Drittens: Die allgemeine Krisenanfälligkeit der kapitalistischen Weltwirtschaft nimmt zu, was sich insbesondere in der Tendenz zur Verkürzung des Krisenzyklus und zur Verlängerung der Krisendauer bzw. der nachfolgenden Depressionsphase ausdrückt. So hat sich die Dauer des Krisenzyklus seit der letzten Weltwirtschaftskrise 2001–2003 von vorher 10 Jahren auf 7,5 Jahre verkürzt. (siehe Schaubilder zur Industrieproduktion und zum Bruttoinlandsprodukt in den Krisenzyklen 1980–1990, 1990–2000, 2000–2008 in den USA, Japan, Deutschland)

Viertens: Das allgemeine Krisenmanagement wird zu den vornehmsten ökonomischen Aufgaben des Staates. Dabei sind die jetzt getroffenen Maßnahmen zur Dämpfung mittelfristig gesehen allesamt Pulverfässer! Die Milliarden umfassenden „Schutzschirme“ für Banken und Konzerne lassen die Staatsverschuldung explodieren. Nach kapitalistischer Logik können sie nur durch eine neue Welle der Umverteilung von unten nach oben zurückgezahlt werden. Das wird alle sozialen Errungenschaften infrage stellen. Wiederholt wurde in bürgerlichen Kreisen schon über den „erheblich zu hohen Hartz-IV-Satz“ diskutiert. Die den Monopolen geschenkte Kurzarbeit wird die Rücklagen der Bundesanstalt für Arbeit auffressen und durch die sinkende Bruttolohnsumme zu Rentensenkungen führen. Die Sozialversicherungssysteme werden infolge des sprunghaften Anstiegs der Massenarbeitslosigkeit kollabieren. Die derzeitige Krise kann nur um den Preis der Vorbereitung neuer, umfassenderer und tieferer Krisen bewältigt werden. Dabei ist das staatliche Krisenmanagement selbst spekulativ und setzt darauf, dass die umfassenden staatlichen Bürgschaften und Garantien an Banken und Konzerne möglichst ohne Verlust erhalten bleiben.

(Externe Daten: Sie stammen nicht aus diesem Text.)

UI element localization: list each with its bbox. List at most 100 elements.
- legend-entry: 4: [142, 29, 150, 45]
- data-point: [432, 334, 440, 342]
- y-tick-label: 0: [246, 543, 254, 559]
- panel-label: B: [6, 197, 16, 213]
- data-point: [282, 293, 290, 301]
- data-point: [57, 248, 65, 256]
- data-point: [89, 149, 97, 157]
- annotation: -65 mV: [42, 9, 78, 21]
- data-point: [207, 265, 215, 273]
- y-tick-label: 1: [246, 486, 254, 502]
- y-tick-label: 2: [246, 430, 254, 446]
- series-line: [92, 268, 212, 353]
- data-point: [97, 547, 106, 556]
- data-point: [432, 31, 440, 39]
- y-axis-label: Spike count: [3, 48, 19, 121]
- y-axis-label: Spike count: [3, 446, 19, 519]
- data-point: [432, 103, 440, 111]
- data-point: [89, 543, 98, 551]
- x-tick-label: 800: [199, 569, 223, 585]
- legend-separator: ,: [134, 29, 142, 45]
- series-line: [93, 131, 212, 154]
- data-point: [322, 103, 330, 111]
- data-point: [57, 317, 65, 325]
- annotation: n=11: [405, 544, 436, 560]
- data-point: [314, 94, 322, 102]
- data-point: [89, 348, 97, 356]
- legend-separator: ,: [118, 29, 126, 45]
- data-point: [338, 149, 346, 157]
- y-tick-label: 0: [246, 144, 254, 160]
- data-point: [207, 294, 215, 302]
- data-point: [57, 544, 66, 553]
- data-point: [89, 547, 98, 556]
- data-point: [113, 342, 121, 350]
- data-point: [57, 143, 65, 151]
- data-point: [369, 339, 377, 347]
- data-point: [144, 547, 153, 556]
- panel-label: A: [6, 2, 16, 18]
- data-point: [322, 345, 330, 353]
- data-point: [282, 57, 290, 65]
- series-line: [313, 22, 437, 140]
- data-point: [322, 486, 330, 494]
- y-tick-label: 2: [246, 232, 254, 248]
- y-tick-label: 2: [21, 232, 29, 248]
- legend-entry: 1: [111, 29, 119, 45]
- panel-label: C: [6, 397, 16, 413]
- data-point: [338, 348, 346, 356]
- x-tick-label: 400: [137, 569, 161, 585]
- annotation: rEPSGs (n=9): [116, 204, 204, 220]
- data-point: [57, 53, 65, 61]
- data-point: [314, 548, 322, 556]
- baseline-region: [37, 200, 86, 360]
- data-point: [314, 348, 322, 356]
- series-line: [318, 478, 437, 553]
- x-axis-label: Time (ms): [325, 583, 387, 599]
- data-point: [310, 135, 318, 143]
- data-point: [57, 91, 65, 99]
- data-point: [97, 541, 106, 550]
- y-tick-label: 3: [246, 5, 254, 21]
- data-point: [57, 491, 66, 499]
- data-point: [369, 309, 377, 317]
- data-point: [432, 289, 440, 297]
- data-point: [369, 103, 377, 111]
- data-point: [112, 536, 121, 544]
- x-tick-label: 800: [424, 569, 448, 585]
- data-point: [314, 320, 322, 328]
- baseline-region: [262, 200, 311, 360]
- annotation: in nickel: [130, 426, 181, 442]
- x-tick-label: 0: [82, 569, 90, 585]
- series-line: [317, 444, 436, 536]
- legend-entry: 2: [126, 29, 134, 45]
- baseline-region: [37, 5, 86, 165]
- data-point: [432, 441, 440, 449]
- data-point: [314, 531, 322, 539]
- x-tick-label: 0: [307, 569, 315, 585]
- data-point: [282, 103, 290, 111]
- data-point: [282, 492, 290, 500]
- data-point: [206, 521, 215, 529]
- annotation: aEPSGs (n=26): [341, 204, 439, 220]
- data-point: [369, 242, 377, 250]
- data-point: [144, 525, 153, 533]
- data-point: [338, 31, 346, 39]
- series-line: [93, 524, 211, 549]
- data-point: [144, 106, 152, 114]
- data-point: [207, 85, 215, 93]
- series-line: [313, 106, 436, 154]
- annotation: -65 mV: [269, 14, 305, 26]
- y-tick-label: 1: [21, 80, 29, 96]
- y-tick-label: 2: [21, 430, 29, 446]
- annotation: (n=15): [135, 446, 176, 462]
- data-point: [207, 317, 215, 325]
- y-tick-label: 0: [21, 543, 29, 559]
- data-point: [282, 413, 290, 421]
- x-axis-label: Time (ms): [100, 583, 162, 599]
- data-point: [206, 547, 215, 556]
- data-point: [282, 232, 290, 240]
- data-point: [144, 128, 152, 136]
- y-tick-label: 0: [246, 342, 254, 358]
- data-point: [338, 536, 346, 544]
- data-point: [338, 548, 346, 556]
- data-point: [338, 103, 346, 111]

Fünftens: Die gegenwärtige Weltwirtschafts- und Finanzkrise hat eine in der Geschichte des Kapitalismus einmalige Dimension. In ihr kulminieren diese Faktoren der Überakkumulation des Kapitals zu einem allgemeinen Zusammenbruch des herkömmlichen Weltfinanzgefüges und des weltweiten Produktions- und Reproduktionsprozesses. Das staatliche Krisenmanagement überträgt die allgemeine Krisenanfälligkeit der imperialistischen Weltwirtschaft auf die Staatshaushalte und erzeugt die chronische Gefahr eines allgemeinen Staatsbankrotts.